After giving a brief history of his life, Frazier asked the audience to think about their neighbor seated next to them.
“What do you know about them? What can you say is their story? What background do they have?,” Frazier said.
“I think it’s important to remember as we look at each other to look inside yourself and remember your own story.
“In our world today, there’s a tendency, especially in our politics, to put people in a dichotomous setting. You’re one or the other, and a lot of assumptions are made about you based on which one you are. Whether or not you advocate abortion; whether or not you support the LGBT community; whether or not you believe in gun rights; whether or not you support Donald Trump.
“We get stuck into one or two of a lot of things, but my life is a lot more complicated than that.”
Frazier introduced the term “intersectionality,” a concept that describes someone’s characteristics and recognizes that while in some areas in their life they experience privilege, while in some areas of their life they are not privileged, and maybe even oppressed.

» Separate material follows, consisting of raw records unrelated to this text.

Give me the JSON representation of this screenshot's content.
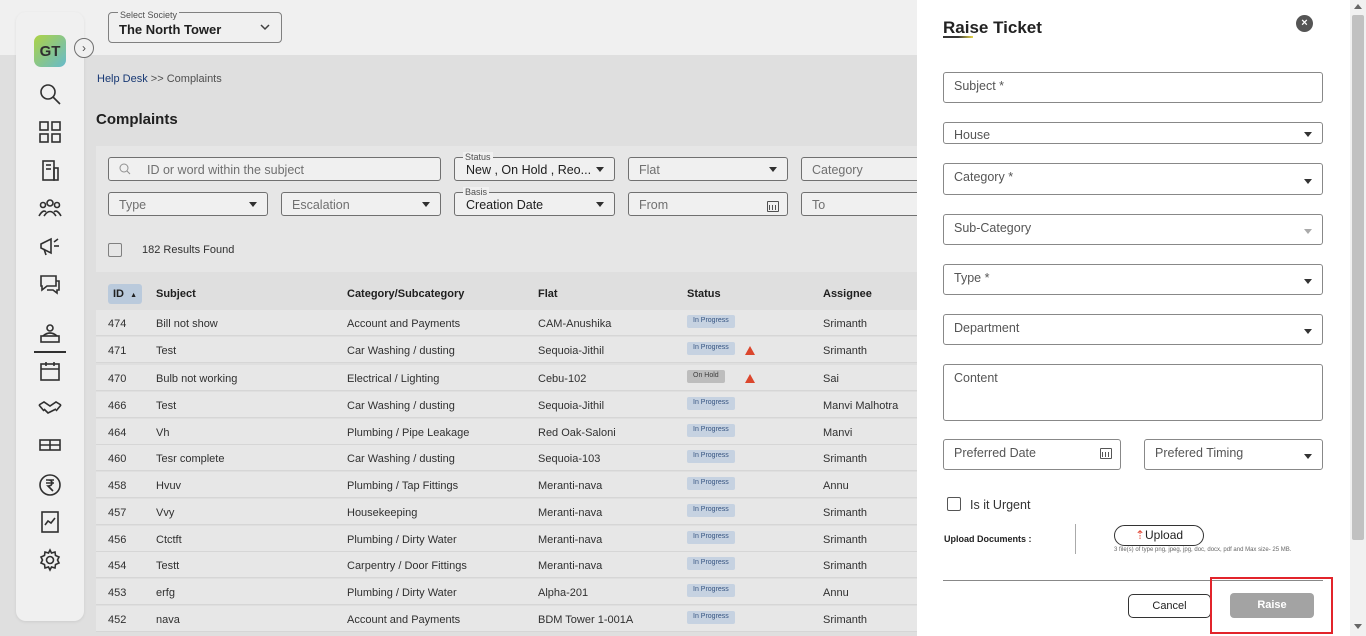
{
  "header": {
    "society_label": "Select Society",
    "society_value": "The North Tower"
  },
  "breadcrumb": {
    "root": "Help Desk",
    "separator": " >> ",
    "current": "Complaints"
  },
  "page_title": "Complaints",
  "filters": {
    "search_placeholder": "ID or word within the subject",
    "status_label": "Status",
    "status_value": "New , On Hold , Reo...",
    "flat_placeholder": "Flat",
    "category_placeholder": "Category",
    "type_placeholder": "Type",
    "escalation_placeholder": "Escalation",
    "basis_label": "Basis",
    "basis_value": "Creation Date",
    "from_placeholder": "From",
    "to_placeholder": "To"
  },
  "results_text": "182 Results Found",
  "table": {
    "headers": {
      "id": "ID",
      "sort_icon": "▲",
      "subject": "Subject",
      "category": "Category/Subcategory",
      "flat": "Flat",
      "status": "Status",
      "assignee": "Assignee"
    },
    "rows": [
      {
        "id": "474",
        "subject": "Bill not show",
        "category": "Account and Payments",
        "flat": "CAM-Anushika",
        "status": "In Progress",
        "assignee": "Srimanth"
      },
      {
        "id": "471",
        "subject": "Test",
        "category": "Car Washing / dusting",
        "flat": "Sequoia-Jithil",
        "status": "In Progress",
        "assignee": "Srimanth"
      },
      {
        "id": "470",
        "subject": "Bulb not working",
        "category": "Electrical / Lighting",
        "flat": "Cebu-102",
        "status": "On Hold",
        "assignee": "Sai"
      },
      {
        "id": "466",
        "subject": "Test",
        "category": "Car Washing / dusting",
        "flat": "Sequoia-Jithil",
        "status": "In Progress",
        "assignee": "Manvi Malhotra"
      },
      {
        "id": "464",
        "subject": "Vh",
        "category": "Plumbing / Pipe Leakage",
        "flat": "Red Oak-Saloni",
        "status": "In Progress",
        "assignee": "Manvi"
      },
      {
        "id": "460",
        "subject": "Tesr complete",
        "category": "Car Washing / dusting",
        "flat": "Sequoia-103",
        "status": "In Progress",
        "assignee": "Srimanth"
      },
      {
        "id": "458",
        "subject": "Hvuv",
        "category": "Plumbing / Tap Fittings",
        "flat": "Meranti-nava",
        "status": "In Progress",
        "assignee": "Annu"
      },
      {
        "id": "457",
        "subject": "Vvy",
        "category": "Housekeeping",
        "flat": "Meranti-nava",
        "status": "In Progress",
        "assignee": "Srimanth"
      },
      {
        "id": "456",
        "subject": "Ctctft",
        "category": "Plumbing / Dirty Water",
        "flat": "Meranti-nava",
        "status": "In Progress",
        "assignee": "Srimanth"
      },
      {
        "id": "454",
        "subject": "Testt",
        "category": "Carpentry / Door Fittings",
        "flat": "Meranti-nava",
        "status": "In Progress",
        "assignee": "Srimanth"
      },
      {
        "id": "453",
        "subject": "erfg",
        "category": "Plumbing / Dirty Water",
        "flat": "Alpha-201",
        "status": "In Progress",
        "assignee": "Annu"
      },
      {
        "id": "452",
        "subject": "nava",
        "category": "Account and Payments",
        "flat": "BDM Tower 1-001A",
        "status": "In Progress",
        "assignee": "Srimanth"
      }
    ]
  },
  "drawer": {
    "title": "Raise Ticket",
    "close_icon": "×",
    "subject_label": "Subject *",
    "house_label": "House",
    "category_label": "Category *",
    "subcategory_label": "Sub-Category",
    "type_label": "Type *",
    "department_label": "Department",
    "content_label": "Content",
    "preferred_date_label": "Preferred Date",
    "preferred_timing_label": "Prefered Timing",
    "urgent_label": "Is it Urgent",
    "upload_label": "Upload Documents :",
    "upload_button": "Upload",
    "upload_note": "3 file(s) of type png, jpeg, jpg, doc, docx, pdf and Max size- 25 MB.",
    "cancel_button": "Cancel",
    "raise_button": "Raise"
  },
  "logo_text": "GT",
  "collapse_icon": "›",
  "colors": {
    "accent_highlight": "#e2242b",
    "raise_disabled": "#a3a3a3",
    "badge_in_progress": "#d3e0f0",
    "warning": "#e94b30"
  }
}
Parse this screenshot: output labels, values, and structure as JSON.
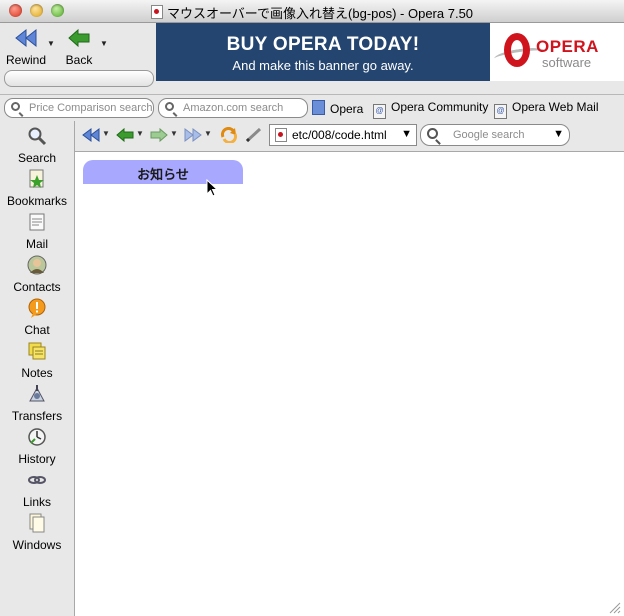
{
  "window": {
    "title": "マウスオーバーで画像入れ替え(bg-pos) - Opera 7.50"
  },
  "toolbar": {
    "rewind_label": "Rewind",
    "back_label": "Back"
  },
  "banner": {
    "headline": "BUY OPERA TODAY!",
    "subline": "And make this banner go away.",
    "logo_word": "OPERA",
    "logo_sub": "software"
  },
  "personal_bar": {
    "price_placeholder": "Price Comparison search",
    "amazon_placeholder": "Amazon.com search",
    "links": [
      "Opera",
      "Opera Community",
      "Opera Web Mail"
    ]
  },
  "panel": {
    "items": [
      {
        "label": "Search",
        "icon": "search-icon"
      },
      {
        "label": "Bookmarks",
        "icon": "bookmarks-icon"
      },
      {
        "label": "Mail",
        "icon": "mail-icon"
      },
      {
        "label": "Contacts",
        "icon": "contacts-icon"
      },
      {
        "label": "Chat",
        "icon": "chat-icon"
      },
      {
        "label": "Notes",
        "icon": "notes-icon"
      },
      {
        "label": "Transfers",
        "icon": "transfers-icon"
      },
      {
        "label": "History",
        "icon": "history-icon"
      },
      {
        "label": "Links",
        "icon": "links-icon"
      },
      {
        "label": "Windows",
        "icon": "windows-icon"
      }
    ]
  },
  "navbar": {
    "address": "etc/008/code.html",
    "google_placeholder": "Google search"
  },
  "content": {
    "notice_label": "お知らせ"
  },
  "colors": {
    "banner_bg": "#23456f",
    "opera_red": "#d0141e",
    "notice_tab": "#a8a8ff",
    "nav_blue": "#5f86d6",
    "nav_green": "#3b9b2e"
  }
}
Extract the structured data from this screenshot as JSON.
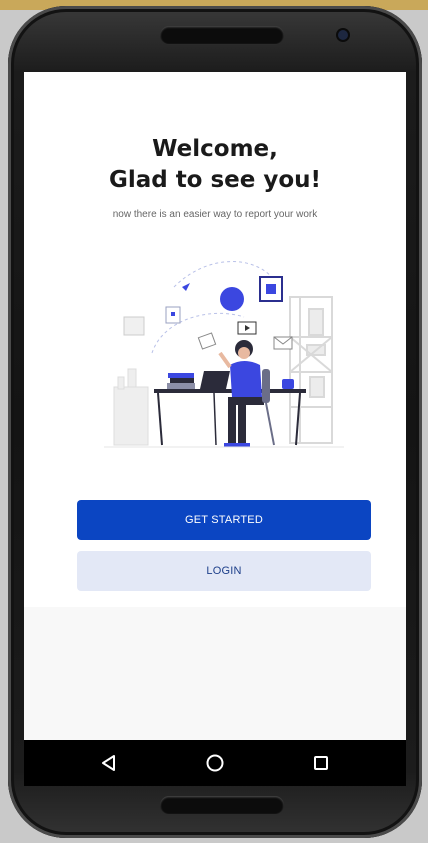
{
  "welcome": {
    "title_line1": "Welcome,",
    "title_line2": "Glad to see you!",
    "subtitle": "now there is an easier way to report your work"
  },
  "actions": {
    "get_started_label": "GET STARTED",
    "login_label": "LOGIN"
  },
  "navigation": {
    "back_icon": "back-triangle-icon",
    "home_icon": "home-circle-icon",
    "recents_icon": "recents-square-icon"
  },
  "colors": {
    "primary": "#0b45c2",
    "secondary_bg": "#e3e8f6",
    "illustration_accent": "#3b47e0"
  }
}
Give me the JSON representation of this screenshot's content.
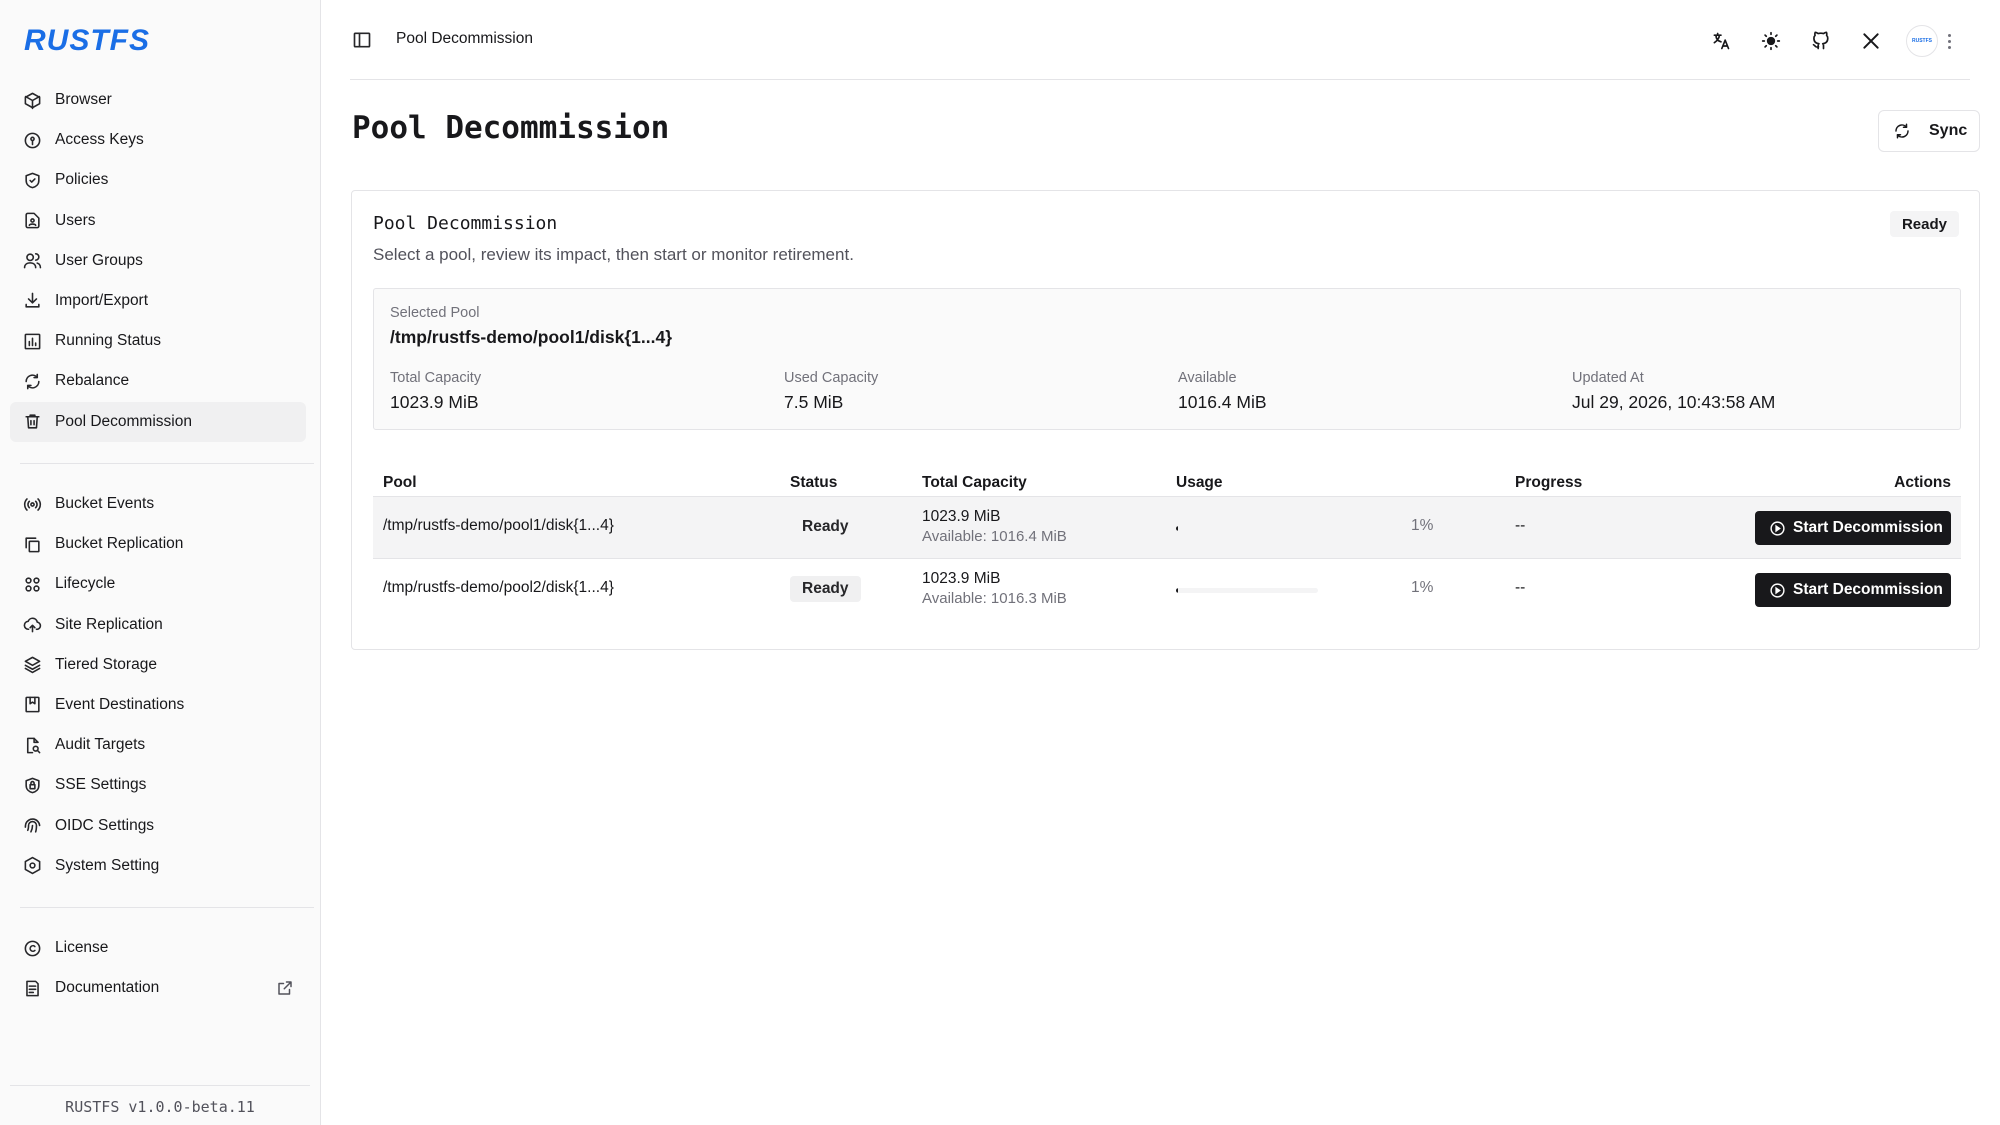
{
  "app": {
    "logo": "RUSTFS",
    "version": "RUSTFS v1.0.0-beta.11"
  },
  "sidebar": {
    "group1": [
      {
        "label": "Browser",
        "icon": "cube-icon"
      },
      {
        "label": "Access Keys",
        "icon": "key-circle-icon"
      },
      {
        "label": "Policies",
        "icon": "shield-check-icon"
      },
      {
        "label": "Users",
        "icon": "user-file-icon"
      },
      {
        "label": "User Groups",
        "icon": "users-icon"
      },
      {
        "label": "Import/Export",
        "icon": "download-icon"
      },
      {
        "label": "Running Status",
        "icon": "bar-chart-icon"
      },
      {
        "label": "Rebalance",
        "icon": "refresh-icon"
      },
      {
        "label": "Pool Decommission",
        "icon": "trash-icon",
        "active": true
      }
    ],
    "group2": [
      {
        "label": "Bucket Events",
        "icon": "broadcast-icon"
      },
      {
        "label": "Bucket Replication",
        "icon": "copy-icon"
      },
      {
        "label": "Lifecycle",
        "icon": "lifecycle-icon"
      },
      {
        "label": "Site Replication",
        "icon": "cloud-upload-icon"
      },
      {
        "label": "Tiered Storage",
        "icon": "layers-icon"
      },
      {
        "label": "Event Destinations",
        "icon": "bookmark-icon"
      },
      {
        "label": "Audit Targets",
        "icon": "file-search-icon"
      },
      {
        "label": "SSE Settings",
        "icon": "shield-lock-icon"
      },
      {
        "label": "OIDC Settings",
        "icon": "fingerprint-icon"
      },
      {
        "label": "System Setting",
        "icon": "hexagon-settings-icon"
      }
    ],
    "group3": [
      {
        "label": "License",
        "icon": "copyright-icon"
      },
      {
        "label": "Documentation",
        "icon": "doc-icon"
      }
    ]
  },
  "header": {
    "breadcrumb": "Pool Decommission",
    "avatar_text": "RUSTFS"
  },
  "page": {
    "title": "Pool Decommission",
    "sync_label": "Sync"
  },
  "card": {
    "title": "Pool Decommission",
    "description": "Select a pool, review its impact, then start or monitor retirement.",
    "status": "Ready",
    "selected_pool_label": "Selected Pool",
    "selected_pool": "/tmp/rustfs-demo/pool1/disk{1...4}",
    "total_capacity_label": "Total Capacity",
    "total_capacity": "1023.9 MiB",
    "used_capacity_label": "Used Capacity",
    "used_capacity": "7.5 MiB",
    "available_label": "Available",
    "available": "1016.4 MiB",
    "updated_at_label": "Updated At",
    "updated_at": "Jul 29, 2026, 10:43:58 AM"
  },
  "table": {
    "headers": {
      "pool": "Pool",
      "status": "Status",
      "total_capacity": "Total Capacity",
      "usage": "Usage",
      "progress": "Progress",
      "actions": "Actions"
    },
    "rows": [
      {
        "pool": "/tmp/rustfs-demo/pool1/disk{1...4}",
        "status": "Ready",
        "capacity": "1023.9 MiB",
        "available": "Available: 1016.4 MiB",
        "usage_pct": "1%",
        "usage_fraction": 0.01,
        "progress": "--",
        "action": "Start Decommission"
      },
      {
        "pool": "/tmp/rustfs-demo/pool2/disk{1...4}",
        "status": "Ready",
        "capacity": "1023.9 MiB",
        "available": "Available: 1016.3 MiB",
        "usage_pct": "1%",
        "usage_fraction": 0.01,
        "progress": "--",
        "action": "Start Decommission"
      }
    ]
  }
}
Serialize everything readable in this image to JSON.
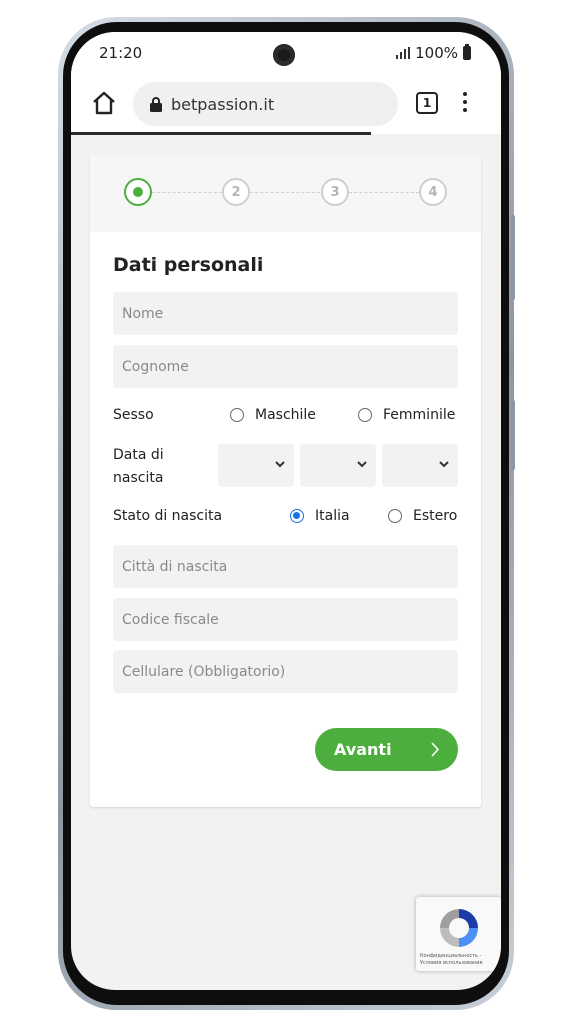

“In many ways, we all may know what it’s like to privileged,” he said, “But then there are other aspects of life that many of us experience that may put us in a position that we’re not privileged, our race, our ability or disability, our employment status.
“And as you think about your own experience and recognize that I too experience intersectionality in some ways, you have think about my story; my identity is far more complicated than maybe identity politics puts me.”
The catalyst for experiencing unity in the community, Frazier said, is for the church to lead the way in helping people recognize that every person not only is unique in the eyes of God, they are God’s creation.
“That person has a story that is far greater than what their skin color tells you, far greater than the uniform that they wear, far greater than the status that they have in their position of power or their lack of a position of power,” he said.
When someone looks at an individual, he said, they need to look at them through the lens of remembering their own intersectionality.
“I think that brings us an opportunity to come together and come closer. When we get a diverse group together, there is a lot more opportunity for processing and getting to know each other and working for growth, and well-being happens because we learn from persons who come from a different experience.”
And unity, Frazier said, is best achieved with a diverse group of people where they begin recognizing their own differences and then learning what they have in common.
“We like to identify ourselves as being in opposition to something, but we need to remember our commonality,” he said.
And when people pray for unity, he added, “Ask God to open our ears and our eyes to the intersectionality of each person we encounter, to open our hearts to recognize our own intersectionality, especially in circumstances where we feel compelled to identify ourselves with one particular characteristic and assume that everybody else who disagrees with that is something else.”